Copeland also shares a personal touch, saying, "I'm a husband, a son, a father, a brother, and a believer in Christ. A lot of us introduce ourselves and the first thing we say is, 'I am a wide receiver for here. I'm a player for here.' But this is an amazing time for all of us to get comfortable in our own identity off the field, because that's what we'll have forever."
And with that, Professor Cope puts a slide on the screen headlined "WHAT'S THE POINT?!"
"If you don't budget properly, you won't be able to invest. There are people who have invested prior to this crisis, and they haven't budgeted their emergency funds properly. Right now their investments are decimated and they don't have the emergency fund to live through however long this lasts," he says.
So Copeland, who grew up in Sykesville, Maryland, hopes to help.
"The biggest thing is creative thinking in critical situations," he tells the group. "In my time interning at [investment bank] UBS, interning on Wall Street and hedge funds and everything, what I want to empower you to realize is this: You see people on CNBC, Bloomberg, and they're spitting out a bunch of information. Sometimes you can [get] overwhelmed and be thinking, 'Wow, these people are so smart.'
"Well, they're just giving their opinion. They just put in work, put in time, put in research, and ultimately, they're giving their opinion. You have an opinion as well. Getting creative in critical situations is all this is, and that's what we're going to work on over these next five sessions. It's about understanding it more, so you can formulate your own opinion and execute on it. That's the way you carve out money."
Copeland also understands his audience is diverse.
"This is a 'no judgment zone,'" he tells them. "We're all at different levels, different places in our financial literacy. But we can build together. I don't want anyone feeling uncomfortable asking a question. Let's all build each other up."
As he continues the discussion, Copeland is in command as he posts different slides on the screen. One of them is a question -- What best describes your thoughts about COVID-19? -- that calls for action in the form of a survey.
Multiple-choice answers include "stress about when the next check is coming," "will we even be playing football this year," "how can this be something that becomes a positive," and "concern for my family's health and well-being."
"This is very scary to me personally," Copeland says. "Everything is not about money. However, this can also be an opportunity to build ourselves personally and financially. To come out of this and to [have just] played video games the entire time -- and done nothing to build yourself stronger -- that's not how I'm going to approach it. That's the spirit where all this comes from."
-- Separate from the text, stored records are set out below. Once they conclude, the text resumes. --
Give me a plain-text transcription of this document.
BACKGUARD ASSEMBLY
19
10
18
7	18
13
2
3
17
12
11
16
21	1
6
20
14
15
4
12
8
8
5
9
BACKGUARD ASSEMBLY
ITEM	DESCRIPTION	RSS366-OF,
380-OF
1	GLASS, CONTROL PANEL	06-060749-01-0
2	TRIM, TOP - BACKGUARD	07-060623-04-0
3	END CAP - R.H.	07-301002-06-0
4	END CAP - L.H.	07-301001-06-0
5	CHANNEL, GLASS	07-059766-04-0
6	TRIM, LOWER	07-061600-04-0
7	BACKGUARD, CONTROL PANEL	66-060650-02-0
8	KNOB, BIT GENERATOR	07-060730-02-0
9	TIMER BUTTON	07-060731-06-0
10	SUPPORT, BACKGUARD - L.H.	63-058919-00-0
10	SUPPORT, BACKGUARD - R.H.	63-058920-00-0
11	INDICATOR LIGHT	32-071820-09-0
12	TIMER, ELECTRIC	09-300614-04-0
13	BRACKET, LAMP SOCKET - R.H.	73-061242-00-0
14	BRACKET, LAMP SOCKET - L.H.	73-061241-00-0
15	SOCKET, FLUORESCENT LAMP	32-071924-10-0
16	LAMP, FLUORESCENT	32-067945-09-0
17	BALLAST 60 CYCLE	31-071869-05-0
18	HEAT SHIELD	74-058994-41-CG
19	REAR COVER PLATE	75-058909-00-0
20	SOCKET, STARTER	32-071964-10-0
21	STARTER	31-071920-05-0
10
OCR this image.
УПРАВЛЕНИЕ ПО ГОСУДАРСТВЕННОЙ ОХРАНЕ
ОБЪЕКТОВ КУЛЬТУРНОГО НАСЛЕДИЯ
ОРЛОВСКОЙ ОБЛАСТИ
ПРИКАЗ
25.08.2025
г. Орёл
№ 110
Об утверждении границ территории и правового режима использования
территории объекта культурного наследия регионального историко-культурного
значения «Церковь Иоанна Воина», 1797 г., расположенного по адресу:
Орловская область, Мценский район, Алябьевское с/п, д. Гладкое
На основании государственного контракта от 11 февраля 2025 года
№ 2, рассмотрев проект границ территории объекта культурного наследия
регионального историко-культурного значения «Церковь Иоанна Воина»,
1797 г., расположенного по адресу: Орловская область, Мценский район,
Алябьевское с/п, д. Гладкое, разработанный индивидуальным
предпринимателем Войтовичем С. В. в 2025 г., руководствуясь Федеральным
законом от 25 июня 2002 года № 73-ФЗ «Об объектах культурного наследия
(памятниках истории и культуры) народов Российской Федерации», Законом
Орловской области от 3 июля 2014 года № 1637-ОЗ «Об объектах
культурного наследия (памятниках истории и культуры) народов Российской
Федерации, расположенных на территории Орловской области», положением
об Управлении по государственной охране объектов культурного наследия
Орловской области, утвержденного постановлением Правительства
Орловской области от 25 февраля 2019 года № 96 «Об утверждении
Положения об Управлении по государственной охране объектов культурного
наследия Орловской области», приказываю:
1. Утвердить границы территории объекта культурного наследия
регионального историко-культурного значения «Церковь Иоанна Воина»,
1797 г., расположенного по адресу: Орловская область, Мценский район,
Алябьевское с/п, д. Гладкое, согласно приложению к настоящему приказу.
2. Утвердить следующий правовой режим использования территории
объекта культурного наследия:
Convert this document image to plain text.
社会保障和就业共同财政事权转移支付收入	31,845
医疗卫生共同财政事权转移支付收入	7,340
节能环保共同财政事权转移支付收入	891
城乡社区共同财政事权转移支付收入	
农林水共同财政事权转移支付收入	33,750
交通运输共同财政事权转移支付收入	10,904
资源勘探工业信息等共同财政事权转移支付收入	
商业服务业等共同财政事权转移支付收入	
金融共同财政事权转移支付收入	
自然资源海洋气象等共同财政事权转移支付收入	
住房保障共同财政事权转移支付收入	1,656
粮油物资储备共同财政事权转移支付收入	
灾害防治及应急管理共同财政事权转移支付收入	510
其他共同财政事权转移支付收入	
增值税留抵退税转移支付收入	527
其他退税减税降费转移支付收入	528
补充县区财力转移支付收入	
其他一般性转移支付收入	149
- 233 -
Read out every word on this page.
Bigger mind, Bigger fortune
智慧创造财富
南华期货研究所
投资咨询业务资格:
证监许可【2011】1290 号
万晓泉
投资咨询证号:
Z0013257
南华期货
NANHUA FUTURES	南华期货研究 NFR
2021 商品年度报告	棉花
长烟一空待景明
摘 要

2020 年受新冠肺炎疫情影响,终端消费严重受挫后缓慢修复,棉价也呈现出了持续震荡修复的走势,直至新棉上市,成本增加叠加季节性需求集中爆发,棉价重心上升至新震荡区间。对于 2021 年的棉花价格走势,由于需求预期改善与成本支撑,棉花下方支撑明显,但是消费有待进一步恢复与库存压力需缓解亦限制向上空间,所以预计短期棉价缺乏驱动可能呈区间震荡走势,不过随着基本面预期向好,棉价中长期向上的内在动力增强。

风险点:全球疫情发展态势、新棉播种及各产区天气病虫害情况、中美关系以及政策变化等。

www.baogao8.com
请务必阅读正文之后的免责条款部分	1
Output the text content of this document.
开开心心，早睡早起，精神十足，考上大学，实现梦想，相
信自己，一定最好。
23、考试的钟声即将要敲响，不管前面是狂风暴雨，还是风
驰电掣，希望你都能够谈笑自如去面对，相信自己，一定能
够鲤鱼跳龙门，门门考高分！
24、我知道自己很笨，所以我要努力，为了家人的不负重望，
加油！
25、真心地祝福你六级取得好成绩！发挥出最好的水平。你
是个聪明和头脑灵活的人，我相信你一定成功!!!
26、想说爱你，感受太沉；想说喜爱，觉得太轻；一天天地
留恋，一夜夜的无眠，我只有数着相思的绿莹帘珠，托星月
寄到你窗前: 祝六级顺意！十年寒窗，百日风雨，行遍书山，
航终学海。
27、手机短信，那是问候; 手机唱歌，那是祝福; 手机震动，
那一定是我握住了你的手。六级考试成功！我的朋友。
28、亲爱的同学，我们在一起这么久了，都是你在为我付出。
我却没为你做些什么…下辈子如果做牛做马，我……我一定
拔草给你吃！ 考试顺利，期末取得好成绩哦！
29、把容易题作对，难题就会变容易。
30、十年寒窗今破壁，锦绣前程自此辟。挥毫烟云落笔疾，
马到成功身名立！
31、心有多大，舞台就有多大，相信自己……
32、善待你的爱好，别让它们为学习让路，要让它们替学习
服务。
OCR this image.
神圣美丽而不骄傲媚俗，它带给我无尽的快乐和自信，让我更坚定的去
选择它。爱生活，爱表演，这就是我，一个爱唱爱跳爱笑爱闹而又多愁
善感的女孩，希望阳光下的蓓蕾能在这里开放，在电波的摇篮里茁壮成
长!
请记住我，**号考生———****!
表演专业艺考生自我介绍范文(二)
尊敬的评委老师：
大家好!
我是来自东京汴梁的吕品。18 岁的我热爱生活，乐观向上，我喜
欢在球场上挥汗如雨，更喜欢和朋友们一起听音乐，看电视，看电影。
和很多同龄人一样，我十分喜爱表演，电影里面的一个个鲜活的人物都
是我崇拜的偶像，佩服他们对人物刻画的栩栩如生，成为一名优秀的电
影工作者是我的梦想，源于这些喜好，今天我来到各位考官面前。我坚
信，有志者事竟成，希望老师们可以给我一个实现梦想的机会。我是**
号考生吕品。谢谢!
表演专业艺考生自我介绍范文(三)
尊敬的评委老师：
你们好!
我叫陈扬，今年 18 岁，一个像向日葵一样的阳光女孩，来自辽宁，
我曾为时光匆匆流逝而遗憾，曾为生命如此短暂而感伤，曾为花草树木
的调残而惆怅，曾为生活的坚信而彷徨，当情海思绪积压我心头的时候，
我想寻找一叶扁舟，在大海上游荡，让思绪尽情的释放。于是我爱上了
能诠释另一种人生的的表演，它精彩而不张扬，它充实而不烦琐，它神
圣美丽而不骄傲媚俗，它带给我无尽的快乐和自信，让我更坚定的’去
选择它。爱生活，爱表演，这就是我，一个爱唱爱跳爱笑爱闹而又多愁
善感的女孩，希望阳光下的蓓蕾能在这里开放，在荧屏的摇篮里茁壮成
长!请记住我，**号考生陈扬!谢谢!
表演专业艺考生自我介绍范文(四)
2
Throughout the rest of the webinar, he provides tips on things players can do personally to better themselves, highlighting the opportunity to spend time with family, the role of an effective financial adviser, why it's important to maintain a budget, and checking all credit-card activity and bills regularly for excess fees, among other things.
Jennings, who spent the past three seasons with the Tennessee Titans, says he has great trust in Copeland.
"He has never claimed to be an expert, but he has had success dealing with his personal finances and is always willing to share his knowledge and bring others along with him," he says. "As athletes, we live in a world where all people see are dollar signs and they try to take advantage of that. It's nice having Brandon sharing the wealth and truly looking out for our best interests."
Jennings says he plans to be at the next webinar.
Summing up why they have come together for this first session, Copeland says, "We have to find the beautiful things in this experience."